You can support natives by adding them to your property, support restoration efforts in natural areas and parks, or participate in community science projects monitoring native plants and wildlife.  While hiking or strolling city streets keep an eye out for invasive species and report them on the Oregon Invasive Species Online Hotline.

When an invasive species colonizes a new environment, it leaves behind the natural enemies such as predators or parasites that controlled its population growth in its original home. It can quickly expand, out-competing and overwhelming native species. Native species have not evolved the necessary survival strategies to fend off unfamiliar species or diseases” (Oregon Department of Fish and Wildlife, Conservation Strategy, February 2006

Identification and Reporting Nuisance Plants

 Ask an Expert through Oregon State University cooperative extension service can help identify and answer questions you may have about plants or animals online. To identify a plant include photographs of different parts of the plant if possible. There is an option to share your question with the public to help others learn from the answer. Their response time is usually within two business days.

Oregon Invasive Species Online Hotline  through Portland State University can help identify unknown species of plants or animals, plot the sighting on a map, and answer questions. To identify plants include photographs of different parts of the plant if possible. After submission and identification your report will be plotted on the website map.

Wild Spotter through the University of Georgia is mapping invasive plant and animal species nationally by engaging and empowering the public to help find, map, and prevent invasive species in America’s wilderness areas, wild rivers, and other natural areas. Oregon’s Siuslaw National Forest is collaborating with 12 other U.S. national forests and grasslands.

iMapInvasives  is an on-line, GIS-based data management system used to assist citizen scientists and natural resource professionals working to protect our natural resources from the threat of invasive species. This information includes species maps, treatment efforts and effectiveness, and areas where invasive species were searched for but were not found. Since many regulatory and budgetary decisions about invasive species are made at the state level, each state/province can customize the iMapInvasives interface by selecting their tracked species list, data permission levels, and many other details.

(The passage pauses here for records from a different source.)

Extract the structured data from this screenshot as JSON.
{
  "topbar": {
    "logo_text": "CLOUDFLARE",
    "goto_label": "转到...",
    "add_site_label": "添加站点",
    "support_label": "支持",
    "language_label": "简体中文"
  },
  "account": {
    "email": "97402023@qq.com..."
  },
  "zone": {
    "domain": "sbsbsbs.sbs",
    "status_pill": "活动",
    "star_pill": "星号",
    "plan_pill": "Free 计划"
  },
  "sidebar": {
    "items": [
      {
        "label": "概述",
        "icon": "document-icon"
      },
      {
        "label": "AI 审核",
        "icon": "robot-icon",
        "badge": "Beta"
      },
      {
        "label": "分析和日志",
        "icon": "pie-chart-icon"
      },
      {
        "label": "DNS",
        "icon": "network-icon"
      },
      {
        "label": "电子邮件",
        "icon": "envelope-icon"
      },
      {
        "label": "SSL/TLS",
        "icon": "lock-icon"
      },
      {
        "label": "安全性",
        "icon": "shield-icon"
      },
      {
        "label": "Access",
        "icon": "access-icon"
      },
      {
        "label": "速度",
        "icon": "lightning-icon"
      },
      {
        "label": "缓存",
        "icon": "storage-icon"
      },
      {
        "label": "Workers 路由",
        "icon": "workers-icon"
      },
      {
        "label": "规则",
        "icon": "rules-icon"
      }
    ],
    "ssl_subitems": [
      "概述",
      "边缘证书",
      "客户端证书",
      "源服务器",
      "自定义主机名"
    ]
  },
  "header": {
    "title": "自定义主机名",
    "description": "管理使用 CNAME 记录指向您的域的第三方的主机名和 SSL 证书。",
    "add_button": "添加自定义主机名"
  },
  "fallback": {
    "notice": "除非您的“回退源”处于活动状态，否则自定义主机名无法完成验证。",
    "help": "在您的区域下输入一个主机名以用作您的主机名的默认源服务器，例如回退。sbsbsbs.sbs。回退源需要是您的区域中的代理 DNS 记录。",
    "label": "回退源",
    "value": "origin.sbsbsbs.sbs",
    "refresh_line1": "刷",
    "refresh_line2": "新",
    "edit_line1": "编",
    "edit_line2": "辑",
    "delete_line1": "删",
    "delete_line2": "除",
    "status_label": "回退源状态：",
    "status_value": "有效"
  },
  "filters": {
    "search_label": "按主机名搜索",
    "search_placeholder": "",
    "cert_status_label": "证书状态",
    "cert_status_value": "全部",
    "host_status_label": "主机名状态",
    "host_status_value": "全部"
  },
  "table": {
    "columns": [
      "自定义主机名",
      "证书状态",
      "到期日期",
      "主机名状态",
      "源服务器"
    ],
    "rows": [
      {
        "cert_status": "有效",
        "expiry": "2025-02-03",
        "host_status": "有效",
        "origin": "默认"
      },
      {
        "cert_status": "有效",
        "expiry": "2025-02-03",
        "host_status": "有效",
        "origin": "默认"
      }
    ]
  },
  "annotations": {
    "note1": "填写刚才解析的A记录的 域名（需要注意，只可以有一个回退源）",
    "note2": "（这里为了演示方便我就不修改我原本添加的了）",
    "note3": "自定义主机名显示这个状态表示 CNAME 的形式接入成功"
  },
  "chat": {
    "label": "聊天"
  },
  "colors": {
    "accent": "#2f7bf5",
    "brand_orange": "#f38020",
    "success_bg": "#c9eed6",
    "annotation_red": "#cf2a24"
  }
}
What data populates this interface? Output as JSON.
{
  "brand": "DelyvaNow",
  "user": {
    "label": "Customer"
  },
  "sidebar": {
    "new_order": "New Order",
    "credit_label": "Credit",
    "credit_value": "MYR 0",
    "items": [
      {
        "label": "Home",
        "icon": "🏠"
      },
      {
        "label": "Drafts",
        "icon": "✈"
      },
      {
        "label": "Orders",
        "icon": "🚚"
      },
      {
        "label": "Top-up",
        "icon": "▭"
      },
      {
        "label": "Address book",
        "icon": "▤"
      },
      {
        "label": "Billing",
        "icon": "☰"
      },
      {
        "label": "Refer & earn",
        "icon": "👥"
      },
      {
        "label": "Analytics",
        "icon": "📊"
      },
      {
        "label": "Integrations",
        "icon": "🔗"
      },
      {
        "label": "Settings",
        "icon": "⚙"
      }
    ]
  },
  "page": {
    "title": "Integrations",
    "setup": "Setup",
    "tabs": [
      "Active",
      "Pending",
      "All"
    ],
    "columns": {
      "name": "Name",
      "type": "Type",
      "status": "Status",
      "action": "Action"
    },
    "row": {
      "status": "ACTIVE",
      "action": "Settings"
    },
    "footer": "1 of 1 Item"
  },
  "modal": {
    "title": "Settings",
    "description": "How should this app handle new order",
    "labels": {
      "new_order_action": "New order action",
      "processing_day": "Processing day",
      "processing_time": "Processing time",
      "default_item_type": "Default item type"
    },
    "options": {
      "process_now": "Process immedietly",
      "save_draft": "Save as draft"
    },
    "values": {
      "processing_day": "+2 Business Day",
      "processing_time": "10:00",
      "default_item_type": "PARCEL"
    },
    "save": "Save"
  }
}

Preventing Introduction and Movement

(Excerpts taken from Portland Plant List)
Early detection and rapid response
to invasive species management programs aim to control new plant invasions before they become large infestations. The premise is that once an infestation covers a large area, it is more difficult and to eradicate, and the native plant community has to be re-established. Controlling small populations of invasive plants before they become more widespread is a very cost effective way to prevent their spread. 

The graph called an Invasion Curve is included here to illustrate how the area of infestation expands over time. When a plant is just arriving in an area, it is at the low point of the Invasion Curve; this is the best time to identify plants as invasive and to remove them. As the plant spreads over time, the distribution increases substantially and rapidly, becoming widely distributed and established. At this later point in the curve, landowners and other individuals are often more aware of the plant and can recognize it more readily, but it is so well established that a great deal of time and expense is involved in removing it.

The City of Portland emphasizes prevention of introduction and prevention of movement of invasive plants. When new invasive plants are found, then the City emphasizes the early detection and eradication of invasive plants that are not yet widespread. Ranks provide a tool to prioritize management actions related to plants.